Le dirigeant espère obtenir la majorité absolue - soit environ 320 sièges de députés - qui lui a fait défaut pour faire adopter par le Parlement l’accord de divorce négocié avec Bruxelles. S’il remporte son pari, il promet un retrait de l’UE le 31 janvier, terminant ainsi, après trois reports, 47 ans d’un mariage tumultueux.  

A contrario, une consécration des travaillistes pourrait signer l’arrêt de mort du Brexit : ils veulent renégocier un nouvel accord de divorce, plus social, qu’ils soumettraient à un référendum avec comme alternative le maintien dans l’UE.  

« Le gouvernement est resté bloqué pendant longtemps et nous avons besoin d’aller de l’avant », a confié la trentenaire Naomi Buthe à l’AFP après avoir voté dans le centre de Londres.  

Verdict tranché

Une troisième voie pourrait émerger, celle d’un Parlement sans majorité, comme lors du scrutin de 2017, qui entretiendrait le flou dans lequel se trouve plongé le Royaume-Uni.  

À Bruxelles, les dirigeants européens réunis en sommet espèrent un verdict tranché, comme le premier ministre Irlandais Leo Varadkar, « de sorte que l’on sache vers où on se dirige au cours des prochains mois ».  

Boris Johnson a voté jeudi matin à Westminster, posant avec son chien Dilyn dans les bras, Jeremy Corbyn un peu plus tard à Islington (nord de Londres), se prêtant au jeu des égoportraits avec des électeurs.

Comme le premier ministre, de nombreux électeurs, dans un pays gaga des animaux domestiques, se sont rendus aux urnes accompagnés de leur compagnon à quatre pattes, voire de leurs chats ou chevaux, photos à l’appui sur les réseaux sociaux.

« Toujours indécise en montant les marches » jusqu’à son bureau de vote à Londres, Tippy Watson, 53 ans, dit à l’AFP avoir choisi « la moins pire des options ».

Colin Anderson, gestionnaire immobilier de 41 ans, déplore lui que des sujets comme « l’économie et l’environnement aient été d’une certaine manière mis de côté » dans cette élection « structurée » par la sortie du pays de l’UE.

« Choix historique »

« Réalisons le Brexit ! » : Boris Johnson, 55 ans, a martelé ce mantra tout au long d’une campagne sans grand relief, mais marquée par des coups bas, notamment sur les réseaux sociaux, provenant en grande partie des conservateurs.

Outre l’unification du pays, il s’agit d’enfin pouvoir s’atteler aux « priorités » des Britanniques, comme la santé et la sécurité, a affirmé le chef de gouvernement, qui pourrait être mis en difficulté dans sa circonscription d’Uxbridge et South Ruislip (ouest de Londres) par un jeune travailliste d’origine iranienne, Ali Milani.

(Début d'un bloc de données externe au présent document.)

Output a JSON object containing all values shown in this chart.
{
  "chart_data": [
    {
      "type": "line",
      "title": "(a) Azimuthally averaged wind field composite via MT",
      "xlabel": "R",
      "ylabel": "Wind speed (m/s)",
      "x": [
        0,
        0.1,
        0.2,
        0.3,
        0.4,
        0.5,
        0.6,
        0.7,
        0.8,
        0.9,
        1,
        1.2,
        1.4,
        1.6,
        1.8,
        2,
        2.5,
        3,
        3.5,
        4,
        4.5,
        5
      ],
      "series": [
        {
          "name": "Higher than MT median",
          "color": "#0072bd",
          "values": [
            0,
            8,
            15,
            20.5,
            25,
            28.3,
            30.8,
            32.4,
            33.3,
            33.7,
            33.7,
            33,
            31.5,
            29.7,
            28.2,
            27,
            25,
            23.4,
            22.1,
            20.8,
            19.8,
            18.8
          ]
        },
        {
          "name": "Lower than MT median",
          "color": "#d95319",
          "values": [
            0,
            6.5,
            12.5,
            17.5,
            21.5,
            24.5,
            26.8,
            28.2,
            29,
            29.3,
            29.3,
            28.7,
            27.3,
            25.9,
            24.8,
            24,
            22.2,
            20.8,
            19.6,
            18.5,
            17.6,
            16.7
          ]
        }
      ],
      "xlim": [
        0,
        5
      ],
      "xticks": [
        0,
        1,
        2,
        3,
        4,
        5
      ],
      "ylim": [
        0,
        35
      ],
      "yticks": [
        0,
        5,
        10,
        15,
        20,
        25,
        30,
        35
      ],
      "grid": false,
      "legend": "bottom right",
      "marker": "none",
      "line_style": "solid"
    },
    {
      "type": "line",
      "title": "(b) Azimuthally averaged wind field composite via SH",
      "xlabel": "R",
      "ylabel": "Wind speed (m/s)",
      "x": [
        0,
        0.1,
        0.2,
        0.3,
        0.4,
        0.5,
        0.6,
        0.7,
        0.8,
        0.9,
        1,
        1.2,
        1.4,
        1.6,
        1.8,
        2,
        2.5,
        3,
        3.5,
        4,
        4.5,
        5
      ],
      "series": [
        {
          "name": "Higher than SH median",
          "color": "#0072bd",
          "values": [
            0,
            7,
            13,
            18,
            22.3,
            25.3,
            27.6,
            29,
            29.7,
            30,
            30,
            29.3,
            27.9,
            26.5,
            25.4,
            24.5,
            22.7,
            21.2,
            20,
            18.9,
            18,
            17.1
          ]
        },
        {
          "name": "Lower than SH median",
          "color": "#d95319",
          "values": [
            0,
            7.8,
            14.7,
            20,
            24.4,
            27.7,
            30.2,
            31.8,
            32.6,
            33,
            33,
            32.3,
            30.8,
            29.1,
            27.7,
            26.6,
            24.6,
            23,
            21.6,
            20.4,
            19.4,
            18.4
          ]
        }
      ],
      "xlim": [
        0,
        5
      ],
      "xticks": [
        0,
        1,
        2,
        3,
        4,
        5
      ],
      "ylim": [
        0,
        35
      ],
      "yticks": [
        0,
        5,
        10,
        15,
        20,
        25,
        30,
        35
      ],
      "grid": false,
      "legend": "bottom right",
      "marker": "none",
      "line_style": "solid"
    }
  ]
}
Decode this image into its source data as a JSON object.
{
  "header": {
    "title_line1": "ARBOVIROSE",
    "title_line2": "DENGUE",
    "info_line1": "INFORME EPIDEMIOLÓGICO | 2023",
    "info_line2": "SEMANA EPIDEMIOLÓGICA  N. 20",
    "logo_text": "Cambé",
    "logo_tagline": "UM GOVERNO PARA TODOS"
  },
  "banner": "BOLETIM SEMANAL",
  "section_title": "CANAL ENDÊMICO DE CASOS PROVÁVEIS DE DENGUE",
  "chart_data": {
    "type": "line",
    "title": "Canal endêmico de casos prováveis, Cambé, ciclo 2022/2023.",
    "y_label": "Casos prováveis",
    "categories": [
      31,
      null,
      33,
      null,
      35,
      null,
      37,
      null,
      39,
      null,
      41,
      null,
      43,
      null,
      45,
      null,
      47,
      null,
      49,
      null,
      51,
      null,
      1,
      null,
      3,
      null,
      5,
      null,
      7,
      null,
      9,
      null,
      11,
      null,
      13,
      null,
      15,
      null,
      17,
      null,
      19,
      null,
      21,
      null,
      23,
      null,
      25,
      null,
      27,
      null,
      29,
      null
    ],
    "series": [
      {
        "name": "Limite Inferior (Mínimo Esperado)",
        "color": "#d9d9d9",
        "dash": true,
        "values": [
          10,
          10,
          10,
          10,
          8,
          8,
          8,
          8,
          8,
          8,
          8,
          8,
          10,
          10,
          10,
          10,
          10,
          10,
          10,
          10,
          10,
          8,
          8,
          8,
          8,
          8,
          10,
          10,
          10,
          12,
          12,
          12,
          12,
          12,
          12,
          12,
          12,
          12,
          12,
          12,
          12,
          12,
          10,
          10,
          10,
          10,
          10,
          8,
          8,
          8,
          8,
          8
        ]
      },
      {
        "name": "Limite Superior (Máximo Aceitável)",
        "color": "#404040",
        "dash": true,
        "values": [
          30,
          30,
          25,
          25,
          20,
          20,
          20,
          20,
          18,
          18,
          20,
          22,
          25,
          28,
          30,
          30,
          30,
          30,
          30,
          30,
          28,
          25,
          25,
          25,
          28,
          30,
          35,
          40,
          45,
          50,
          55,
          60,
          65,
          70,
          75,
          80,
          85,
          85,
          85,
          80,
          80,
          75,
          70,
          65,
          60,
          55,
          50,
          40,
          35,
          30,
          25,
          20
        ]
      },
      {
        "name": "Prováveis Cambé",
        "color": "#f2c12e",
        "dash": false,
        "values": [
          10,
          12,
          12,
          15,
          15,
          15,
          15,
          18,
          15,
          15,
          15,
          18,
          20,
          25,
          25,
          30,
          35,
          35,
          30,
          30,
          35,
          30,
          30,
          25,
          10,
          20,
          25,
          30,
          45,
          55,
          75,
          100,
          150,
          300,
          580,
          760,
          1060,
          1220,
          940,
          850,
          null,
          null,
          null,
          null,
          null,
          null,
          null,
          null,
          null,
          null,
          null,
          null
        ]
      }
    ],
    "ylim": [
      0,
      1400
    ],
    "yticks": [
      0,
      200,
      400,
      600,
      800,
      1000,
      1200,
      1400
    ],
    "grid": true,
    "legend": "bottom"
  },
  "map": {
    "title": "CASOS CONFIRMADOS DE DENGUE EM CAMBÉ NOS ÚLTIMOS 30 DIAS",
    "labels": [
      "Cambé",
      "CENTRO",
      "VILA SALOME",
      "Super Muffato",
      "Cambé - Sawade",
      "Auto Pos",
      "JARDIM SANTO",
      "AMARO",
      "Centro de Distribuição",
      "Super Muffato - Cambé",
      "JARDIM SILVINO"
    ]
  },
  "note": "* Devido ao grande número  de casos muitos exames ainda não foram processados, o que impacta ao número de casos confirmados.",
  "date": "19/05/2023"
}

Au dernier jour de la campagne, l’opposition a une fois de plus dénoncé ses mensonges, en particulier son affirmation de pouvoir boucler un accord commercial post-Brexit en moins d’un an avec l’UE, un délai jugé irréaliste à Bruxelles.  

Jeremy Corbyn, vétéran de l’aile gauche du Parti travailliste, a lui promis un « vrai changement » après presque une décennie de pouvoir conservateur. Nationalisations et investissements massifs dominent son programme, surtout dans le service public de santé (NHS), affaibli par l’austérité.

« Le choix auquel vous êtes confrontés […] est véritablement historique », a-t-il lancé en clôturant une campagne où il a traîné comme un boulet des accusations d’inaction face à l’antisémitisme dans son parti.

Sur le Brexit, le septuagénaire prévoit de rester « neutre » en cas de second référendum.  

Les plus petits partis comme les libéraux-démocrates ou les nationalistes écossais du SNP pourraient grappiller quelques sièges essentiels en cas de Parlement sans majorité. Le SNP s’est dit prêt à servir d’appoint aux travaillistes en échange d’un nouveau référendum sur l’indépendance de l’Écosse.